Síndrome de Mirizzi: Classificação e Manejo Cirúrgico

UEPA - Universidade do Estado do Pará - Belém — Prova 2023

Enunciado

Um paciente é submetido à uma laparotomia de urgência cujo achado foi uma fístula colecistobiliar envolvendo dois terços da circunferência do duto biliar comum. A correta classificação da Síndrome de Mirizzi, é:

Alternativas

  1. A) Tipo I
  2. B) Tipo II
  3. C) Tipo III
  4. D) Tipo IV
  5. E) Tipo V

Pérola Clínica

Síndrome de Mirizzi Tipo III = fístula colecistobiliar com erosão de 1/3 a 2/3 da circunferência do ducto biliar comum.

Resumo-Chave

A Síndrome de Mirizzi é uma complicação rara da colelitíase, onde um cálculo impactado no ducto cístico ou infundíbulo da vesícula biliar causa compressão extrínseca do ducto biliar comum, podendo levar à formação de uma fístula colecistobiliar. A classificação de Csendes define os tipos de fístula com base na extensão da erosão do ducto biliar comum.

Contexto Educacional

A Síndrome de Mirizzi é uma condição incomum, mas clinicamente significativa, caracterizada pela obstrução do ducto biliar comum devido à compressão extrínseca por um cálculo impactado no infundíbulo da vesícula biliar ou no ducto cístico. Sua epidemiologia é baixa, ocorrendo em cerca de 0,1% a 2,5% dos pacientes com colelitíase, mas é crucial reconhecê-la devido à sua complexidade cirúrgica.
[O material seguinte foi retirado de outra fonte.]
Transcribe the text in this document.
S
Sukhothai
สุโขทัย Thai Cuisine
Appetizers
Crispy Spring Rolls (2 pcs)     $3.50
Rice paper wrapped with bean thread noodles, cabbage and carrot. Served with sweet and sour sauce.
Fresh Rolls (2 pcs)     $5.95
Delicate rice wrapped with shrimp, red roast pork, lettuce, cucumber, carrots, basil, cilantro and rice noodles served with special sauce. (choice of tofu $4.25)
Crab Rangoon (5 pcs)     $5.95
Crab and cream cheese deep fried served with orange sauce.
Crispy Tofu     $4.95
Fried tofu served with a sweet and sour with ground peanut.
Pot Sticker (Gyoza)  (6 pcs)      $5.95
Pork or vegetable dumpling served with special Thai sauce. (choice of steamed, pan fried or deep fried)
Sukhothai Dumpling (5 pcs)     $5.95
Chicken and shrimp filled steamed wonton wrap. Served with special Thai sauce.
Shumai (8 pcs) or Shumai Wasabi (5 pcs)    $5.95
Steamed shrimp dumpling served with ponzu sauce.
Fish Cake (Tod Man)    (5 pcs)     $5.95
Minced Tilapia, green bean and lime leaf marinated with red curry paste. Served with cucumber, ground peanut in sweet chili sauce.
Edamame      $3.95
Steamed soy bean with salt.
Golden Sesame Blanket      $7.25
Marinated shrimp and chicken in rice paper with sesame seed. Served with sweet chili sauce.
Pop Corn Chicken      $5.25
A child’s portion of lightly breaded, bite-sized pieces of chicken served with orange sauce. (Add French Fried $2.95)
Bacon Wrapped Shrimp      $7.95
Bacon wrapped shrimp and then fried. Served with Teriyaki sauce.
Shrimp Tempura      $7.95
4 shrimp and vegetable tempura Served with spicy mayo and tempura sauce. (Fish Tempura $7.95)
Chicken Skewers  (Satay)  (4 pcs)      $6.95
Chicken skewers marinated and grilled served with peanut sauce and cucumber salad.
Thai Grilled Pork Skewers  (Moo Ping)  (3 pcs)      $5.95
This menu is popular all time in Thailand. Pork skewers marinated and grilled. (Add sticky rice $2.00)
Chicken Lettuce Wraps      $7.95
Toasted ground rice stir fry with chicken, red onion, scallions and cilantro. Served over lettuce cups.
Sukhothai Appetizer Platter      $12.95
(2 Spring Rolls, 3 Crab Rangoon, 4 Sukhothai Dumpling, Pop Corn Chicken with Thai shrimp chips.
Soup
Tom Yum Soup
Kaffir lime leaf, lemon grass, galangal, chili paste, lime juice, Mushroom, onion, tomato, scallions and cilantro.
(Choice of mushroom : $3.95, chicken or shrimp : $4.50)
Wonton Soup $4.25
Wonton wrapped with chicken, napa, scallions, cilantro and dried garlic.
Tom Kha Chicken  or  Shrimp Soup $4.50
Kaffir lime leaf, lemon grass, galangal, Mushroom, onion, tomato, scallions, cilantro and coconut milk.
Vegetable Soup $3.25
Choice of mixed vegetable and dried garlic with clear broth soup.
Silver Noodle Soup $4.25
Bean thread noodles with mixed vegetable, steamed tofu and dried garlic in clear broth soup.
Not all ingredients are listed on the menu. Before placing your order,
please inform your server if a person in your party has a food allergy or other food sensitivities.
A fisiopatologia envolve a inflamação crônica causada pelo cálculo, que leva à necrose por pressão e, eventualmente, à formação de uma fístula entre a vesícula biliar e o ducto biliar comum (fístula colecistobiliar). A classificação de Csendes é fundamental para o diagnóstico e planejamento terapêutico, categorizando a síndrome com base na presença e extensão da fístula, desde a compressão extrínseca (Tipo I) até a erosão completa do ducto biliar comum (Tipo IV) e a presença de fístula enterobiliar (Tipo V). O tratamento da Síndrome de Mirizzi é cirúrgico, geralmente uma colecistectomia. No entanto, a presença de uma fístula colecistobiliar e a extensão da erosão do ducto biliar comum tornam o procedimento desafiador, podendo exigir reparo do ducto biliar com sutura primária, uso de retalho de vesícula biliar ou derivações bilioentéricas. O prognóstico depende do diagnóstico precoce e da experiência do cirurgião.

Perguntas Frequentes

Como é classificada a Síndrome de Mirizzi?

A Síndrome de Mirizzi é classificada pela escala de Csendes, que varia de Tipo I (compressão extrínseca sem fístula) a Tipo V (fístula colecistobiliar com fístula enterobiliar). Os tipos II, III e IV são diferenciados pela extensão da erosão do ducto biliar comum.

Qual a importância da classificação de Mirizzi para a cirurgia?

A classificação é crucial para o planejamento cirúrgico, pois determina a complexidade da colecistectomia e a necessidade de reparo do ducto biliar comum. Isso influencia a técnica a ser empregada, que pode variar de colecistectomia parcial a derivações bilioentéricas, e o risco de complicações.

Quais são as complicações da Síndrome de Mirizzi?

As complicações incluem icterícia obstrutiva, colangite, fístula colecistobiliar com erosão do ducto biliar comum e, em casos mais avançados, fístula enterobiliar. O diagnóstico tardio pode levar a dificuldades técnicas significativas durante a cirurgia.